Folowing details are maybe interesting for other people
the url you can fetch from
http://api.twitter.com/1/statuses/user_timeline.rss?screen_name=REPLACEWITHNAME
http://api.twitter.com/1/statuses/user_timeline.rss?screen_name=REPLACEWITHOTHERNAME ...
sort by item.pubDate to get a mix of feeds by date
and i use regex to remove url's in the text (https?://([-\w.]+)+(:\d+)?(/([\w/_.]*(\?\S+)?)?)?)

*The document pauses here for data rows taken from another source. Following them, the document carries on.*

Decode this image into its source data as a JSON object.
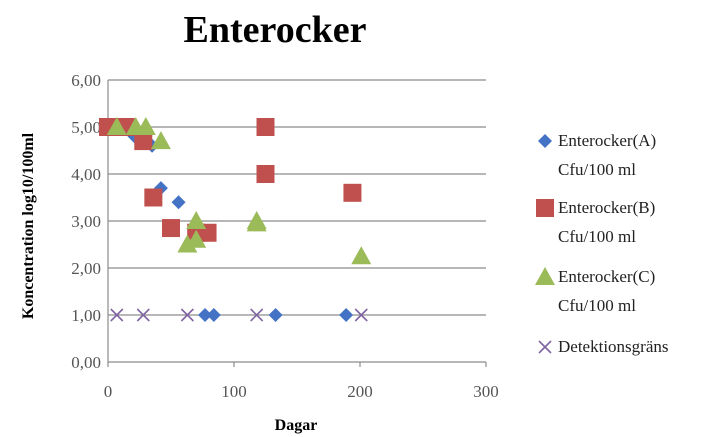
{
  "chart_data": {
    "type": "scatter",
    "title": "Enterocker",
    "xlabel": "Dagar",
    "ylabel": "Koncentration log10/100ml",
    "xlim": [
      0,
      300
    ],
    "ylim": [
      0,
      6
    ],
    "xticks": [
      "0",
      "100",
      "200",
      "300"
    ],
    "yticks": [
      "0,00",
      "1,00",
      "2,00",
      "3,00",
      "4,00",
      "5,00",
      "6,00"
    ],
    "grid": "horizontal",
    "legend_position": "right",
    "series": [
      {
        "name": "Enterocker(A) Cfu/100 ml",
        "legend_lines": [
          "Enterocker(A)",
          "Cfu/100 ml"
        ],
        "marker": "diamond",
        "color": "#4472C4",
        "points": [
          [
            0,
            5.0
          ],
          [
            7,
            5.0
          ],
          [
            21,
            4.8
          ],
          [
            28,
            4.75
          ],
          [
            35,
            4.6
          ],
          [
            42,
            3.7
          ],
          [
            56,
            3.4
          ],
          [
            77,
            1.0
          ],
          [
            84,
            1.0
          ],
          [
            133,
            1.0
          ],
          [
            189,
            1.0
          ]
        ]
      },
      {
        "name": "Enterocker(B) Cfu/100 ml",
        "legend_lines": [
          "Enterocker(B)",
          "Cfu/100 ml"
        ],
        "marker": "square",
        "color": "#C0504D",
        "points": [
          [
            0,
            5.0
          ],
          [
            7,
            5.0
          ],
          [
            14,
            5.0
          ],
          [
            28,
            4.7
          ],
          [
            36,
            3.5
          ],
          [
            50,
            2.85
          ],
          [
            70,
            2.75
          ],
          [
            79,
            2.75
          ],
          [
            125,
            5.0
          ],
          [
            125,
            4.0
          ],
          [
            194,
            3.6
          ]
        ]
      },
      {
        "name": "Enterocker(C) Cfu/100 ml",
        "legend_lines": [
          "Enterocker(C)",
          "Cfu/100 ml"
        ],
        "marker": "triangle",
        "color": "#9BBB59",
        "points": [
          [
            7,
            5.0
          ],
          [
            22,
            5.0
          ],
          [
            30,
            5.0
          ],
          [
            42,
            4.7
          ],
          [
            63,
            2.5
          ],
          [
            70,
            2.6
          ],
          [
            70,
            3.0
          ],
          [
            118,
            3.0
          ],
          [
            118,
            2.95
          ],
          [
            201,
            2.25
          ]
        ]
      },
      {
        "name": "Detektionsgräns",
        "legend_lines": [
          "Detektionsgräns"
        ],
        "marker": "x",
        "color": "#8064A2",
        "points": [
          [
            7,
            1.0
          ],
          [
            28,
            1.0
          ],
          [
            63,
            1.0
          ],
          [
            118,
            1.0
          ],
          [
            201,
            1.0
          ]
        ]
      }
    ]
  }
}
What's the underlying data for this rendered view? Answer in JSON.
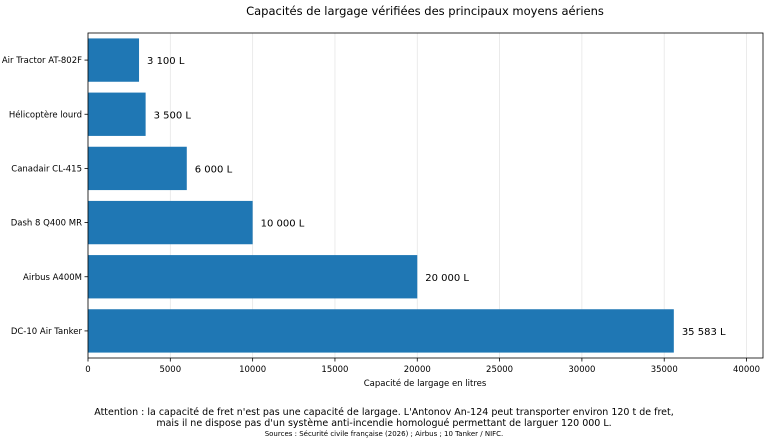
{
  "chart_data": {
    "type": "bar",
    "orientation": "horizontal",
    "title": "Capacités de largage vérifiées des principaux moyens aériens",
    "xlabel": "Capacité de largage en litres",
    "ylabel": "",
    "xlim": [
      0,
      41000
    ],
    "xticks": [
      0,
      5000,
      10000,
      15000,
      20000,
      25000,
      30000,
      35000,
      40000
    ],
    "xtick_labels": [
      "0",
      "5000",
      "10000",
      "15000",
      "20000",
      "25000",
      "30000",
      "35000",
      "40000"
    ],
    "grid": "vertical",
    "bar_color": "#1f77b4",
    "categories": [
      "DC-10 Air Tanker",
      "Airbus A400M",
      "Dash 8 Q400 MR",
      "Canadair CL-415",
      "Hélicoptère lourd",
      "Air Tractor AT-802F"
    ],
    "values": [
      35583,
      20000,
      10000,
      6000,
      3500,
      3100
    ],
    "value_labels": [
      "35 583 L",
      "20 000 L",
      "10 000 L",
      "6 000 L",
      "3 500 L",
      "3 100 L"
    ]
  },
  "notes": {
    "line1": "Attention : la capacité de fret n'est pas une capacité de largage. L'Antonov An-124 peut transporter environ 120 t de fret,",
    "line2": "mais il ne dispose pas d'un système anti-incendie homologué permettant de larguer 120 000 L.",
    "sources": "Sources : Sécurité civile française (2026) ; Airbus ; 10 Tanker / NIFC."
  }
}
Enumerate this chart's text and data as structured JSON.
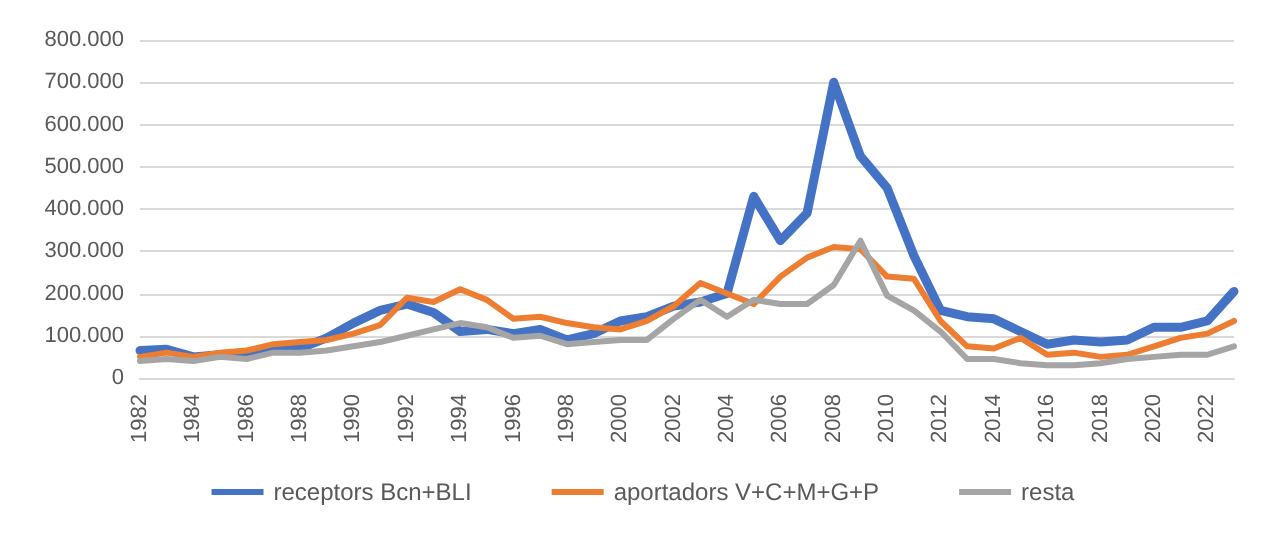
{
  "chart_data": {
    "type": "line",
    "categories": [
      "1982",
      null,
      "1984",
      null,
      "1986",
      null,
      "1988",
      null,
      "1990",
      null,
      "1992",
      null,
      "1994",
      null,
      "1996",
      null,
      "1998",
      null,
      "2000",
      null,
      "2002",
      null,
      "2004",
      null,
      "2006",
      null,
      "2008",
      null,
      "2010",
      null,
      "2012",
      null,
      "2014",
      null,
      "2016",
      null,
      "2018",
      null,
      "2020",
      null,
      "2022",
      null
    ],
    "series": [
      {
        "name": "receptors Bcn+BLI",
        "color": "#4472c4",
        "values": [
          65000,
          68000,
          50000,
          55000,
          60000,
          68000,
          70000,
          95000,
          130000,
          160000,
          175000,
          155000,
          110000,
          115000,
          105000,
          115000,
          90000,
          105000,
          135000,
          145000,
          170000,
          180000,
          200000,
          430000,
          325000,
          390000,
          700000,
          525000,
          450000,
          290000,
          160000,
          145000,
          140000,
          110000,
          80000,
          90000,
          85000,
          90000,
          120000,
          120000,
          135000,
          205000
        ]
      },
      {
        "name": "aportadors V+C+M+G+P",
        "color": "#ed7d31",
        "values": [
          50000,
          60000,
          50000,
          60000,
          65000,
          80000,
          85000,
          90000,
          105000,
          125000,
          190000,
          180000,
          210000,
          185000,
          140000,
          145000,
          130000,
          120000,
          115000,
          135000,
          170000,
          225000,
          200000,
          175000,
          240000,
          285000,
          310000,
          305000,
          240000,
          235000,
          135000,
          75000,
          70000,
          95000,
          55000,
          60000,
          50000,
          55000,
          75000,
          95000,
          105000,
          135000
        ]
      },
      {
        "name": "resta",
        "color": "#a5a5a5",
        "values": [
          40000,
          45000,
          40000,
          50000,
          45000,
          60000,
          60000,
          65000,
          75000,
          85000,
          100000,
          115000,
          130000,
          120000,
          95000,
          100000,
          80000,
          85000,
          90000,
          90000,
          140000,
          185000,
          145000,
          185000,
          175000,
          175000,
          220000,
          325000,
          195000,
          160000,
          110000,
          45000,
          45000,
          35000,
          30000,
          30000,
          35000,
          45000,
          50000,
          55000,
          55000,
          75000
        ]
      }
    ],
    "ylim": [
      0,
      800000
    ],
    "yticks": [
      {
        "value": 0,
        "label": "0"
      },
      {
        "value": 100000,
        "label": "100.000"
      },
      {
        "value": 200000,
        "label": "200.000"
      },
      {
        "value": 300000,
        "label": "300.000"
      },
      {
        "value": 400000,
        "label": "400.000"
      },
      {
        "value": 500000,
        "label": "500.000"
      },
      {
        "value": 600000,
        "label": "600.000"
      },
      {
        "value": 700000,
        "label": "700.000"
      },
      {
        "value": 800000,
        "label": "800.000"
      }
    ],
    "grid": "y",
    "legend": "bottom",
    "marker": "none",
    "line_style": "solid"
  }
}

probably there are pre-made yahoo pipes that are public and that you can simply clone and adapt, but i haven't looked into that so maybe someone else can post about that
anyway hope it helps
Upvotes: 3
Reputation: 646
When Yahoo Pipes retrieves content from either an RSS feed or even a web page it identifies itself using the User Agent String in the request header, this is fixed by Yahoo and cannot be changed. So if the site being scraped has blocked yahoo pipes then you are out of luck and it cannot be done.
The only workaround is to change over to using cURL, this can mimic a web browsers userAgentstring and bypass the robots.txt file. However this will mean using a PHP enabled webserver or a google app engine to grab the feed.
Upvotes: 2